幸い、昼食時間の食堂は大変な賑わいで、誰もそんな彼らの話など耳に入らないようだ。
ゆうべ、ドナの出現に硬直するセレスを背後に押しやり、ルードは静かに言った。
「……ドナウ嬢か。君でよかった」
「目が覚めたらセレスが居なくて……もしかしたらと思って見に来たの。一体あのドレイクは……」
「すまないが、今夜は何も聞かずにこいつを連れて部屋に戻ってくれないか。見ればわかると思うが、こいつの頭ん中は今真っ白だ。聞いてもまともな説明は出来ないと思うぞ」
頭の中どころか、セレスは顔面蒼白だ。
それをチラと流し見て、ドナは素直にうなずいた。
「確かに。じゃあ明日、あなたが説明してくれるのね」
「実は数日前から俺とファウストの間で、君に協力を仰ぐのが得策じゃないかという話は出ていた。なんせ、こいつはどうも危なっかしくてな。
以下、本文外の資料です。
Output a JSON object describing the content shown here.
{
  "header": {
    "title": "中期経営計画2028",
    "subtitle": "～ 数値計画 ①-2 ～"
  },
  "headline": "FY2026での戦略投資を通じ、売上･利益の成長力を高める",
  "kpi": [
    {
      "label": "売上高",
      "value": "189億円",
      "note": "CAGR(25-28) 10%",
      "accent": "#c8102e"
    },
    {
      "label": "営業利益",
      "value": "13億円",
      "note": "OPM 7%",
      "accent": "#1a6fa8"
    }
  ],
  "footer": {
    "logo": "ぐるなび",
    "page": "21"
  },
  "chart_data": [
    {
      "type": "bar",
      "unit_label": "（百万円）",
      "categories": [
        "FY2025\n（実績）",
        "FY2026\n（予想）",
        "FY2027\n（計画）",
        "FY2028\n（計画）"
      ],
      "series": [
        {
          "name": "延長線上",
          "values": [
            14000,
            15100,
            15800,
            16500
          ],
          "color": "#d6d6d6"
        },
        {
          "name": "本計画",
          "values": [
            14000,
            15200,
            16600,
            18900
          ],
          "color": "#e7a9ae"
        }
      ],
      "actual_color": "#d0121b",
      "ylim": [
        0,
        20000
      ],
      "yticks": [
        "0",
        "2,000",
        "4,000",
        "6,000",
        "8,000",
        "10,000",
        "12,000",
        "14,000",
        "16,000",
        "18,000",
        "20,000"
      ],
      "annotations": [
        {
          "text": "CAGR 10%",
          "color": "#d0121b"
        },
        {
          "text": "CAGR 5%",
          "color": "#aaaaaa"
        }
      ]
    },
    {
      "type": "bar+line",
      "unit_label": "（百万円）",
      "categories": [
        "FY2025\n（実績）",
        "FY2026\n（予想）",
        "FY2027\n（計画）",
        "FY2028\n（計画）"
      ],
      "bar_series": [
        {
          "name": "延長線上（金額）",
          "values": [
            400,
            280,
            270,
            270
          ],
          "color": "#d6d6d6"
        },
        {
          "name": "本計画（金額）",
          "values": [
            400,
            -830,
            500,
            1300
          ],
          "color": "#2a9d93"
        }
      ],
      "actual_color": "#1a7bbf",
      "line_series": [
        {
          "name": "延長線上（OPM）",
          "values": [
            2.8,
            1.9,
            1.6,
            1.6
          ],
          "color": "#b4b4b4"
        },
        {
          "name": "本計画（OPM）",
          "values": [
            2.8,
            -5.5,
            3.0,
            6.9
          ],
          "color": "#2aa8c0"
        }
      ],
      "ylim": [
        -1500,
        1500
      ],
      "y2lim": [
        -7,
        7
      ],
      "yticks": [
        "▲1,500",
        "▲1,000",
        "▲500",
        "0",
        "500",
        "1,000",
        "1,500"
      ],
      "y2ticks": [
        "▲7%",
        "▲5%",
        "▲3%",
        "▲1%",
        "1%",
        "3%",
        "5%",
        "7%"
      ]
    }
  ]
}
ただ、秘密を共有すると君自身にも危険が及ぶかもしれない」
「それが賢明ね。あたしはかまわないわ。……と言うより、もう見ちゃったもの」
悠然と腕を組んで微笑むドナを、心底頼もしいとセレスは思った。
冷静沈着、威風堂々。
そしておそらく彼女の中ではすでに様々な分析がなされているのだろう。
余裕のある笑みがそれを物語っている。
「そうだな。たぶんファウストが話すと思う。だが、本当に誰にも悟られないように注意してくれ」
そして融合したアンフィスとバエナは、ドナの目の前でそれぞれの宿主の中に戻っていったのだった。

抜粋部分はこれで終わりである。